Ivy pulled out a hundred from her wallet. It was Roux’s money, the money she’d stolen from him, which would now be used to buy his own consolation flowers.
He opened the door before she even rang the doorbell. “I saw you coming into the building,” he said wanly, a cigarette stub hanging from his cracked lips. Brushing past him, she smelled the familiar rank odor of a hangover, and something foreign and fragrant. Roux was shirtless and wearing, of all things, blue hospital scrubs for pants, the ends of the cotton drawstrings hanging down to his thighs.
“Where’d you get those?”
He glanced down. “The hospital.”
“You were in the hospital?”
“No.”
“Then whose are they?”
He shrugged.
Then Ivy understood the reason for his odd, disheveled manner. She’d thought the strange fragrance came from the flowers but now she realized the scent wasn’t one bit floral but entirely synthetic and distinctly female, like the smell of a department store makeup counter.
“Wild night?” she said.
“Why haven’t you been answering my calls?”
“What’s her name?”
He refused to answer.
“I guess you didn’t ask.

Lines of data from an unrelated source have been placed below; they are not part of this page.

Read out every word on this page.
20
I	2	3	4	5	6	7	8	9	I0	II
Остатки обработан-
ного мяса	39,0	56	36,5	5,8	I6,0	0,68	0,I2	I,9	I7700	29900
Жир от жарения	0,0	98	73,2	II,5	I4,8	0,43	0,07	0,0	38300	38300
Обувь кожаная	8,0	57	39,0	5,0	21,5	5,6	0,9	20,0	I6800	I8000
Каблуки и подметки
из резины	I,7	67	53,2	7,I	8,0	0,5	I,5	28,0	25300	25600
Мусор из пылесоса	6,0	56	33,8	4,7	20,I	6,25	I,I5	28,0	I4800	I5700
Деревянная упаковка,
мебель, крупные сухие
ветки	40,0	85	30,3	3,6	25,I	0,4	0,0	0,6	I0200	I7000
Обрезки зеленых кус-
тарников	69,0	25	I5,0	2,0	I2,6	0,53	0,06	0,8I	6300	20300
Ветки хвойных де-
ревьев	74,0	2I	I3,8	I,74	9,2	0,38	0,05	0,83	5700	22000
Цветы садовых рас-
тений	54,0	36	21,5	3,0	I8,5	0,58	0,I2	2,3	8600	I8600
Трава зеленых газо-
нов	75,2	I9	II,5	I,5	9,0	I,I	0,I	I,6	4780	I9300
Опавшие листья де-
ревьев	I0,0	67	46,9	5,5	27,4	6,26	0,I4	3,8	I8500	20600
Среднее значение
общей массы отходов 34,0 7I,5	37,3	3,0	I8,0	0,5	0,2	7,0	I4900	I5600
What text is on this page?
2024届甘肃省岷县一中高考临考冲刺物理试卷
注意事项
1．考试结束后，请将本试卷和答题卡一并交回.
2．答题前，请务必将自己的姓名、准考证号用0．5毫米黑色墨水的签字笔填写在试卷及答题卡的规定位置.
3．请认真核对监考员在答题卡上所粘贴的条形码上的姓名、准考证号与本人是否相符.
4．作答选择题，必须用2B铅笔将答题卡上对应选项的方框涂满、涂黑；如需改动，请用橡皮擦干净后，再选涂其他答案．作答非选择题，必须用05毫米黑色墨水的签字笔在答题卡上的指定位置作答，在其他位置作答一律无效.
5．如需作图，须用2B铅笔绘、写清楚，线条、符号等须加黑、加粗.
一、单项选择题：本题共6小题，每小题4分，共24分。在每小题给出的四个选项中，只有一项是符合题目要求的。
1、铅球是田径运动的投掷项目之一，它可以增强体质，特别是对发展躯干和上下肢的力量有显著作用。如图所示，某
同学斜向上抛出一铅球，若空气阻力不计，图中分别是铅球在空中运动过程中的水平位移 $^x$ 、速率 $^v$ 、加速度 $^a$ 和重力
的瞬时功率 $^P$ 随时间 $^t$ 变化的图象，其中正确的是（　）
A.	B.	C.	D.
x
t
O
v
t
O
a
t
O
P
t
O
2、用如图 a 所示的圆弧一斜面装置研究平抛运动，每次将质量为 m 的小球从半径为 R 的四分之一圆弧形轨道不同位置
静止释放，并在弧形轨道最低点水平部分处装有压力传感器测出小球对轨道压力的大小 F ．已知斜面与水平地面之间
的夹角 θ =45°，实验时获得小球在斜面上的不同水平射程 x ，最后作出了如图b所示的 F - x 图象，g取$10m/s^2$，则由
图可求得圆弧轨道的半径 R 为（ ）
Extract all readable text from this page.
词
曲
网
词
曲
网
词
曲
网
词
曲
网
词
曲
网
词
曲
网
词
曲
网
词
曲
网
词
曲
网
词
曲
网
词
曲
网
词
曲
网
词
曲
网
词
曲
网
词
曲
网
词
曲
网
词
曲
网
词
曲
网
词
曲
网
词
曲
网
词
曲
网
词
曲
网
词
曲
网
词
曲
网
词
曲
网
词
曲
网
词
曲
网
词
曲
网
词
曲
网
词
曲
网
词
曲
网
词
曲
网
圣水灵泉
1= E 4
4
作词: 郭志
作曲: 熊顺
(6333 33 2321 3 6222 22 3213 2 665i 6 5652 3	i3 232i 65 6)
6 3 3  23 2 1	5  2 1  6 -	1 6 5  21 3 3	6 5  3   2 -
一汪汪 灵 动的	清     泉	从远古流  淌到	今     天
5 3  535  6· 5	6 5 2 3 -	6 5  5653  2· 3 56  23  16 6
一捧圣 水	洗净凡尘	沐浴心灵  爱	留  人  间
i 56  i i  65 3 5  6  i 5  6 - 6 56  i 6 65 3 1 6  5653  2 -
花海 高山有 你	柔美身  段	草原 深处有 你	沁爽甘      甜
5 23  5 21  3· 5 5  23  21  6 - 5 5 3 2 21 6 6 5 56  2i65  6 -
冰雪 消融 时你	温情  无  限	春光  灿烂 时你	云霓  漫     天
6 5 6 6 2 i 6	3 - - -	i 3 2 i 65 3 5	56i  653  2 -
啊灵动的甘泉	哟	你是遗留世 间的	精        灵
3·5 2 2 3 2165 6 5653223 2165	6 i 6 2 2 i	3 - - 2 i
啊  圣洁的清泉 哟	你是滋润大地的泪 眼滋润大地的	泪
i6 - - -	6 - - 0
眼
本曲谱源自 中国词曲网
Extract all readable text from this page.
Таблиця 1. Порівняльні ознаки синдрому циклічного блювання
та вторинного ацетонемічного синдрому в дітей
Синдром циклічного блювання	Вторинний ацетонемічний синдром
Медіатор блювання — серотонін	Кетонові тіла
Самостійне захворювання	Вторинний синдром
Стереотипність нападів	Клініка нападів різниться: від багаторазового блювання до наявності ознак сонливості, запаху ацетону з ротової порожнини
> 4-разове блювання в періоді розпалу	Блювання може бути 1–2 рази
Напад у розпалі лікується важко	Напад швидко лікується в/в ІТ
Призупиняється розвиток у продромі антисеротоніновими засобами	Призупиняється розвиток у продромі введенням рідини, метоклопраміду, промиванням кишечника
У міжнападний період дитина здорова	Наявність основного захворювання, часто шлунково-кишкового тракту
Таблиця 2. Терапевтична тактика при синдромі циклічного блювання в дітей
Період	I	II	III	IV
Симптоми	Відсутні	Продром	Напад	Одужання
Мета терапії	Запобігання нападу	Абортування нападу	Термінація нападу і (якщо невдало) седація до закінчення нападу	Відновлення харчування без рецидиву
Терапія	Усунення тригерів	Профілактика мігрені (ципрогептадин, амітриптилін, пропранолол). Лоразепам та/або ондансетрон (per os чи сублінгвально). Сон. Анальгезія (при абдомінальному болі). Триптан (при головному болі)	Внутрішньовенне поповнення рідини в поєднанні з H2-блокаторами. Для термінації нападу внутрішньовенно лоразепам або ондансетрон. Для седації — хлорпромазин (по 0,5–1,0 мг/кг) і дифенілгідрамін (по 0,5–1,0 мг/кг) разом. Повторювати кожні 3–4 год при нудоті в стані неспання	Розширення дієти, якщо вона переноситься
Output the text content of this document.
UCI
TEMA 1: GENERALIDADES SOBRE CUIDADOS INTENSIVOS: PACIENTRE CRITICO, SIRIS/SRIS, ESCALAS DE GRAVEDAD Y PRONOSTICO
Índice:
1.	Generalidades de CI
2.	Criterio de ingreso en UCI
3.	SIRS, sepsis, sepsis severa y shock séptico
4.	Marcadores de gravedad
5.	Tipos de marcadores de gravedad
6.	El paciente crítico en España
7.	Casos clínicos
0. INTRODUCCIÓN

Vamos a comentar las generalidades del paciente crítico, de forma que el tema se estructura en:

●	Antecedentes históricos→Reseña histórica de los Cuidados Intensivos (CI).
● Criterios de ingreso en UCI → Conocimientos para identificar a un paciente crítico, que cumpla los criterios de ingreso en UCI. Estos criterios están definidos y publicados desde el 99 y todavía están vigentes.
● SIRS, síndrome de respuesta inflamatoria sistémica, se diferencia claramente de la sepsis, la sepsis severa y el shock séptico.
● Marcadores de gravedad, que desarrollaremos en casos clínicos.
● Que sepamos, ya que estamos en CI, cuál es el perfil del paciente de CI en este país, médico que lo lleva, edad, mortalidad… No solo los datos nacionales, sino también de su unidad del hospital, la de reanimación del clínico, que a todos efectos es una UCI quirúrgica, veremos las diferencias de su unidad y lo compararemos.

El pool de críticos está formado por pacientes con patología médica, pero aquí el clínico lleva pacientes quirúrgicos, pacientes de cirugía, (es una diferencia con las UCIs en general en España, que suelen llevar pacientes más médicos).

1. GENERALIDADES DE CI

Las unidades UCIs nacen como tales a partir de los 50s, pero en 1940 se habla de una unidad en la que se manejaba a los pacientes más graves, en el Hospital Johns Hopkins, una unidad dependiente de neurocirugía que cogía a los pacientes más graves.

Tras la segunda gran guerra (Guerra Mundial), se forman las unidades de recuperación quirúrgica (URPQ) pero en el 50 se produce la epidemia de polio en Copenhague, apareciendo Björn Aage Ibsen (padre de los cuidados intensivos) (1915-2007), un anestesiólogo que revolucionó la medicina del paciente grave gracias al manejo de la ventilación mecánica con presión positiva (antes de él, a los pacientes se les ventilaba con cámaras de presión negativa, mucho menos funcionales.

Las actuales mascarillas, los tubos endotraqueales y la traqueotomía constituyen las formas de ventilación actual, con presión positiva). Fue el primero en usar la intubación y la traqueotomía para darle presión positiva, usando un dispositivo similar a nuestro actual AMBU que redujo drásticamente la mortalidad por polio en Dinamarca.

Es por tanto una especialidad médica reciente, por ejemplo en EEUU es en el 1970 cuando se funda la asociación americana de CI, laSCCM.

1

And here I was going to console you.” She thrust the bouquet at him. He didn’t take it. “Let’s stop this, Roux,” she said. “It’s not fun anymore. I’m getting married in sixty-nine days. You’ve obviously moved on as well. Let’s call a spade a spade.”
He eyed her with bleary exhaustion. “Calm down.”
“I am calm.” She placed the flowers on his coffee table and went to the kitchen to fill a vase with water. He followed her.
“I was drunk last night.”
“You’re always drunk.”
“I don’t want to fight this early in the morning.”
“It’s not a fight. It’s goodbye.”
He opened the fridge and poured himself a glass of orange juice, drinking it in large gulps with a little bit trickling down the corners of his mouth.
She couldn’t believe she had ever found this man attractive.
“I mean it,” she said. “I never want to see or hear from you again. It’s over. I came here to tell you that in person. For the sake of our friendship.”
He wiped his lips on the back of his hand. “Our friendship? We’re back to that? When are you going to stop lying—”
“You knew I was marrying Gideon—”
“I thought you would leave him!”
Ivy opened her mouth, closed it. “When have I ever said that?” she said finally.
“Last summer. At the Speyers’ house.”
“That was before I was engaged.”
“You came to me a month later. You couldn’t stay away. You hate your life. You bitch about the Speyers, about their goody-goody friends. You wanted me to save you.”
“That’s ridiculous,” Ivy snapped. “I’ve never asked you for anything besides sex. I thought we were in agreement about that part.”